Sushi for Halloween

Saturday, November 1st, 2008

A short distance from our flat, near the MUNI train stop on Cole Street, is a tiny lighted room with a CLOSED sign in the window that is flanked by giant, empty bottles of sake.  It is next to a large and busy creperie and there is no name; the door leading into this space does not directly face the sidewalk but is rather tucked back around a corner.  It is a sushi restaurant, but it took us several months to figure this out.   We only noticed it because it sits directly across the street from our table in the picture window at the wine bar, and our gaze often fell on this puzzling little operation.

With help from the interweb, we found the name of this boîte: Hama-Ko, and its business hours of 5-9pm.   (No wonder the CLOSED side of the sign is more sun-faded than the OPEN side.)   The customer reviews on Yelp described such an eclectic, fantastic, rule-laden treasure of a sushi joint, that we promised ourselves a visit.   With little expectation of trick-or-treaters last night, we decided it was time.    We arrived slightly before 6pm and were turned away:  they weren’t ready for customers yet.

A half hour later, we returned and were this time warmly welcomed by the wife of the husband-and-wife team that run Hama-ko, sat down at one of 6 tables and ordered a “large sake”.  These are the rules:   be polite, order all your sushi at one time (no fooling around ordering one or two pieces at a time), eat what is recommended, accept unavailability, don’t be loud, turn off your cell phone, don’t add wasabi to your soy sauce, and appreciate your food.  Breaking the rules, we understand, risks a venomous stink eye.  A man at the table next to us walked up to the sushi bar at which the husband-chef worked and asked if he could make a California roll with salmon and lemon on top, something called a “49er roll”.  The chef immediately shook his head no, no he wouldn’t make that, and if “you want a 49er roll, go down the street [to the other sushi place on Cole]”.  The man backed off, saying he wouldn’t go because the sushi here was better.   A grunt and nod from behind the bar. We stuck rigidly to the menu.

And so, unagi, sea scallop, tuna sashimi, monkfish liver, Tokyo roll (prawn & avocado), tako and sake-steamed lobster.  Has it been too long since we’ve had sushi?   Each bite was a pleasure, so fresh, so light.  The unagi – something we both really like – was particularly enjoyable, the warm sauce gently drizzled over warm eel.  We could have been in someone’s home, a little trip to Japan.   There’s no question that we’ll go back.

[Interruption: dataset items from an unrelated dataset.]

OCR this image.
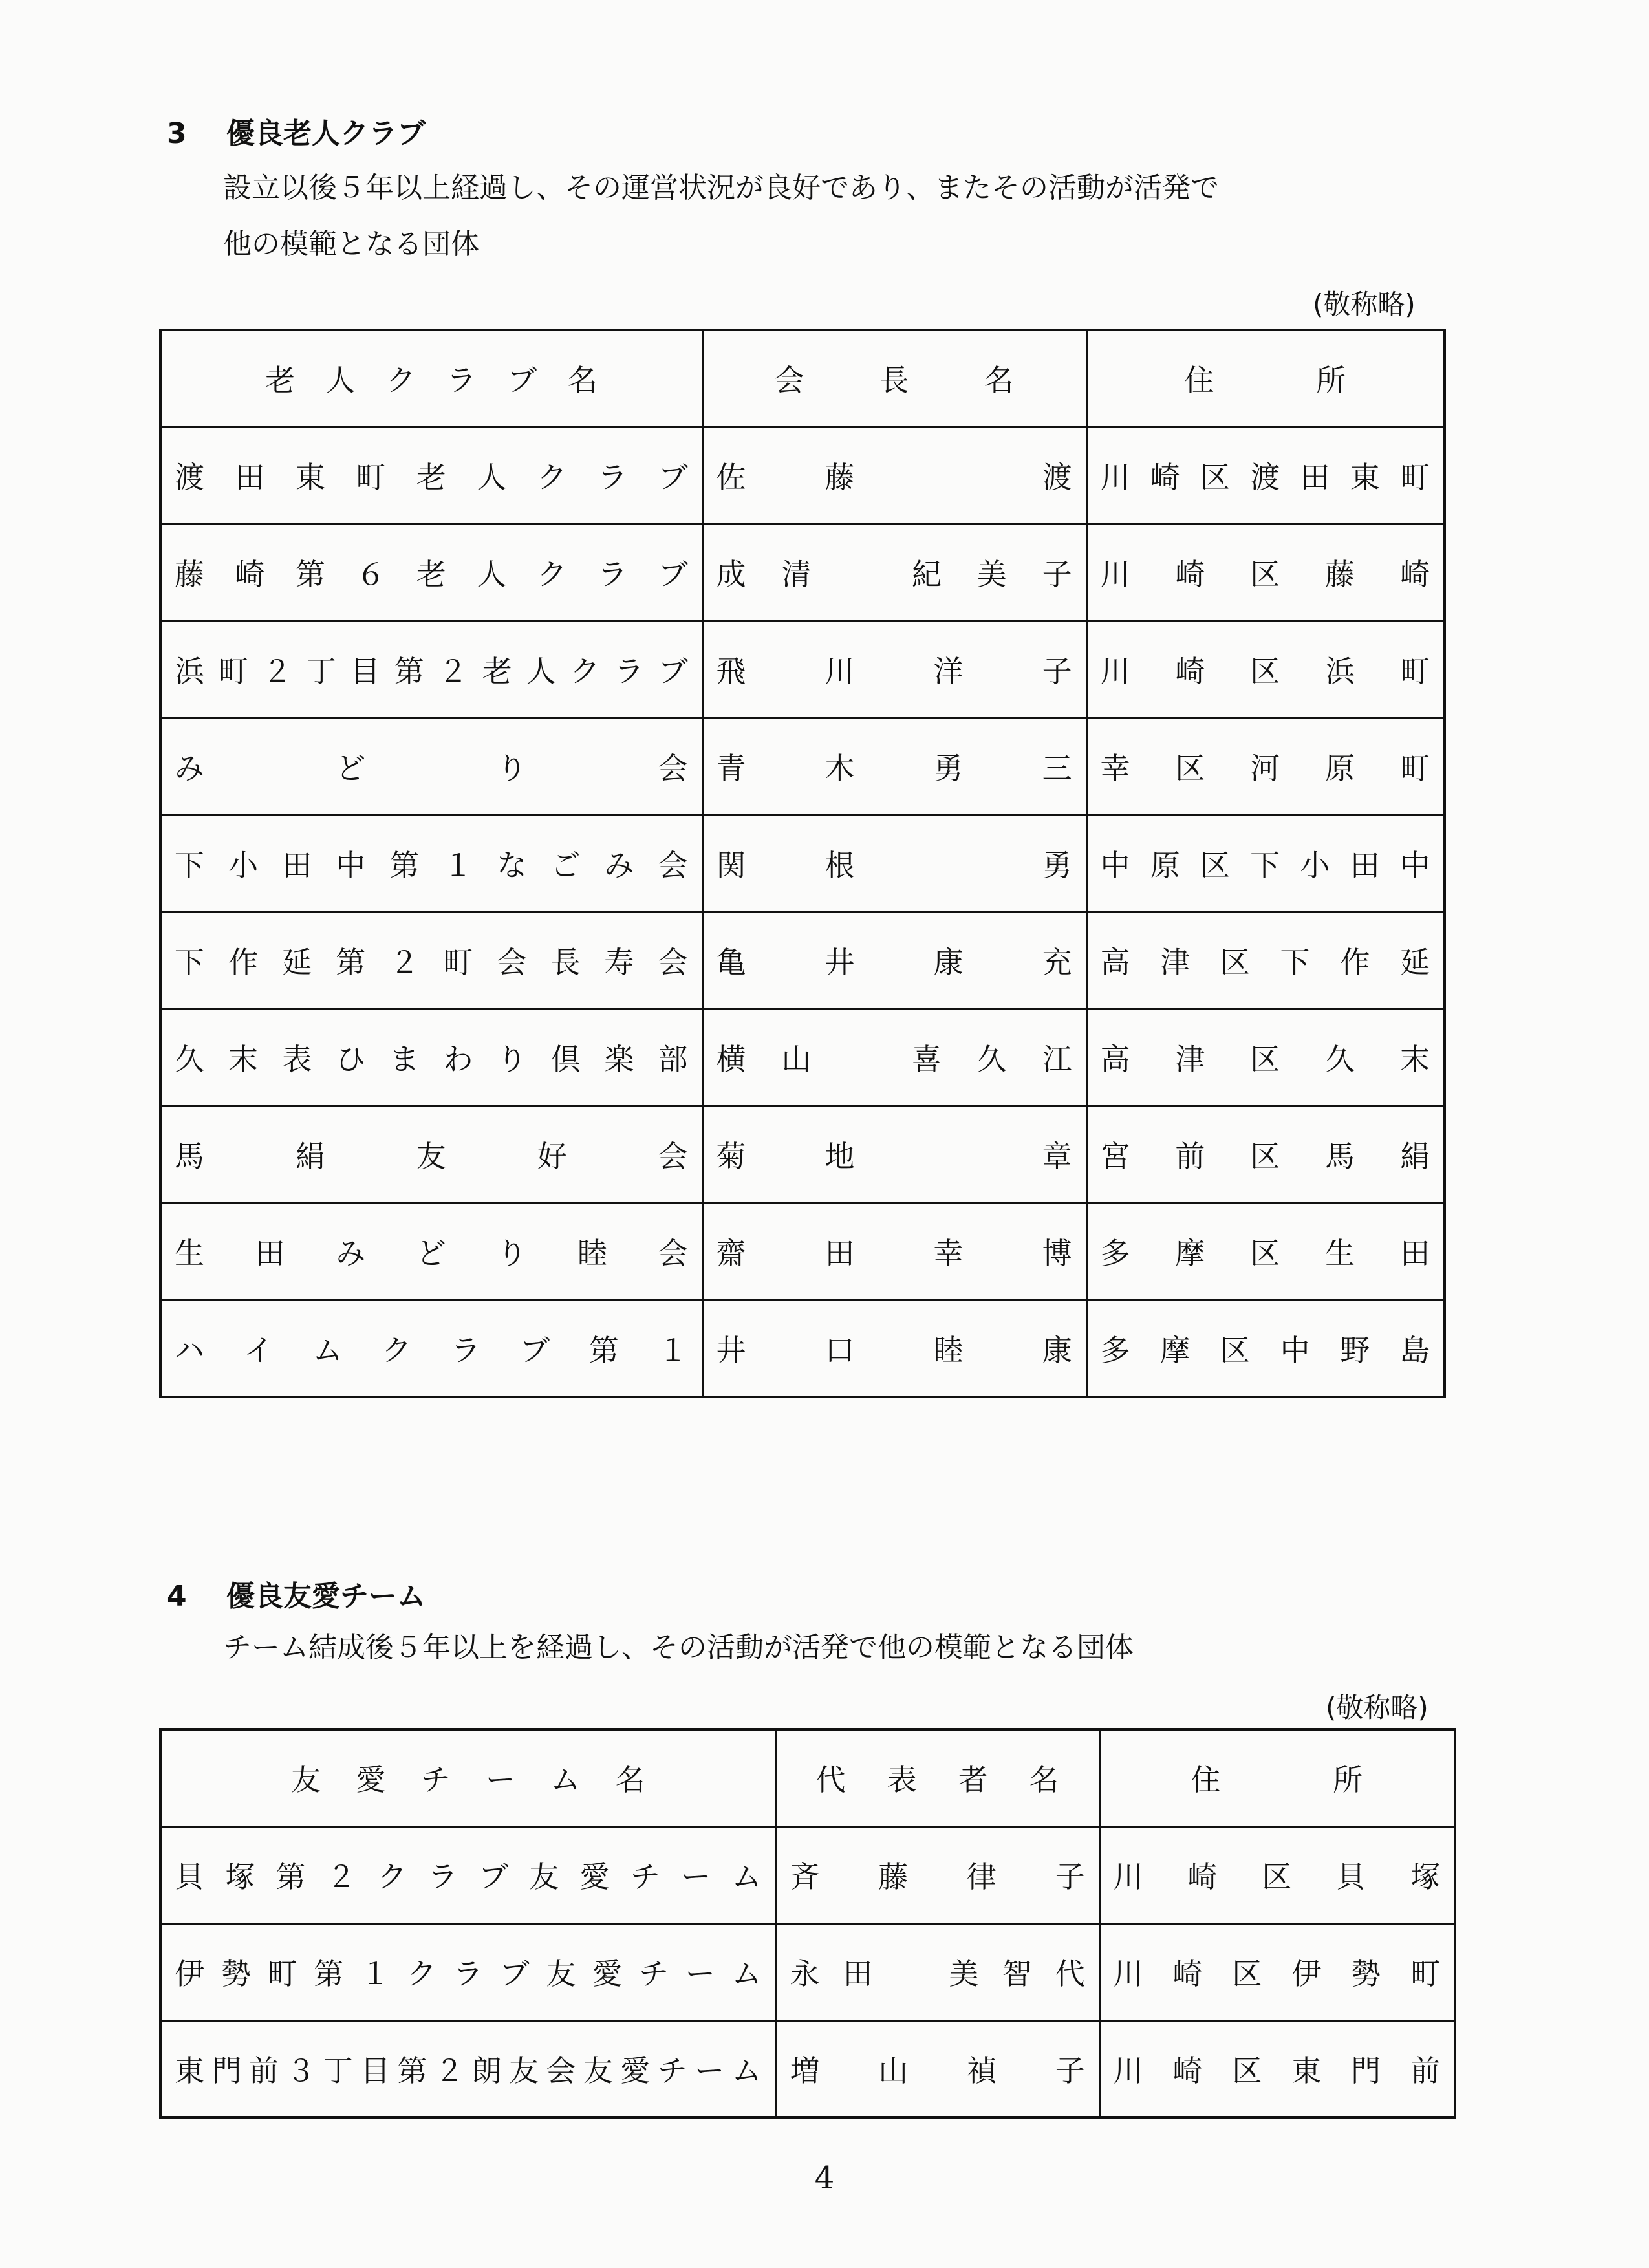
3 優良老人クラブ
設立以後５年以上経過し、その運営状況が良好であり、またその活動が活発で
他の模範となる団体
(敬称略)
老人クラブ名	会長名	住所

渡田東町老人クラブ	佐藤　渡	川崎区渡田東町

藤崎第６老人クラブ	成清　紀美子	川崎区藤崎

浜町２丁目第２老人クラブ	飛川洋子	川崎区浜町

みどり会	青木勇三	幸区河原町

下小田中第１なごみ会	関根　勇	中原区下小田中

下作延第２町会長寿会	亀井康充	高津区下作延

久末表ひまわり倶楽部	横山　喜久江	高津区久末

馬絹友好会	菊地　章	宮前区馬絹

生田みどり睦会	齋田幸博	多摩区生田

ハイムクラブ第１	井口睦康	多摩区中野島
4 優良友愛チーム
チーム結成後５年以上を経過し、その活動が活発で他の模範となる団体
(敬称略)
友愛チーム名	代表者名	住所

貝塚第２クラブ友愛チーム	斉藤律子	川崎区貝塚

伊勢町第１クラブ友愛チーム	永田　美智代	川崎区伊勢町

東門前３丁目第２朗友会友愛チーム	増山禎子	川崎区東門前
4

Upon returning from this near ritual of a supper, I unexpectedly got sucked in to Diners, Drive Ins and Dives on the Food Network, hosted by some jack-ass with bad hair and an wrap-around sunglasses clinging to the back of his head.  Thus I was dragged from delicate sushi to monstrously huge fried things with cheese.   However, at last there was one positive outcome of having watched part of the program:  an inspiration for this morning’s cool weather breakfast of bacon and tomato hash.     A little worcestershire, a good dose of salt, this eye-opener should effectively offset any good that a meal of pure fish and rice could have done.


Sake & Hot Dogs

Saturday, October 18th, 2008

In an odd conjunction of circumstances last week, we found ourselves eating a dinner of sake and hot dogs.    I had bought some fancy schmancy Niman Ranch hot dogs and gourmet buns with plans to load those babies up with caramelized onions, big lashes of classic French’s mustard and dripping wads of sauerkraut.   Marc likes to steam the buns until they nearly devolve into the dough from whence they came.  Fried up good, these are some tasty dogs.

And then, unexpectedly, we found ourselves with two bottles of sake.   America’s First Sake Store™ True Sake , is located in Hayes Valley, conventiently within walking distance of our place.  October is a bright and sunny T-shirt month here, so we strolled down the hill with no particular intention of buying anything and came away with some new clothes and two interesing-looking bottles of sake.   Don’t know anything about sake, couldn’t name one type or brand to save my life, but we decided a taste test of them would be fun.    What else does one do with such a shop?   We got some blue kind and another bottle that was greenish, both covered in Japanese-  it’s like a blind tasting because we can’t read the labels.

And so, a proper tasting of sake (one was drier than the other one, that’s the best I can do), and squishy, overloaded, messy hot dogs.   How I adore living in this city.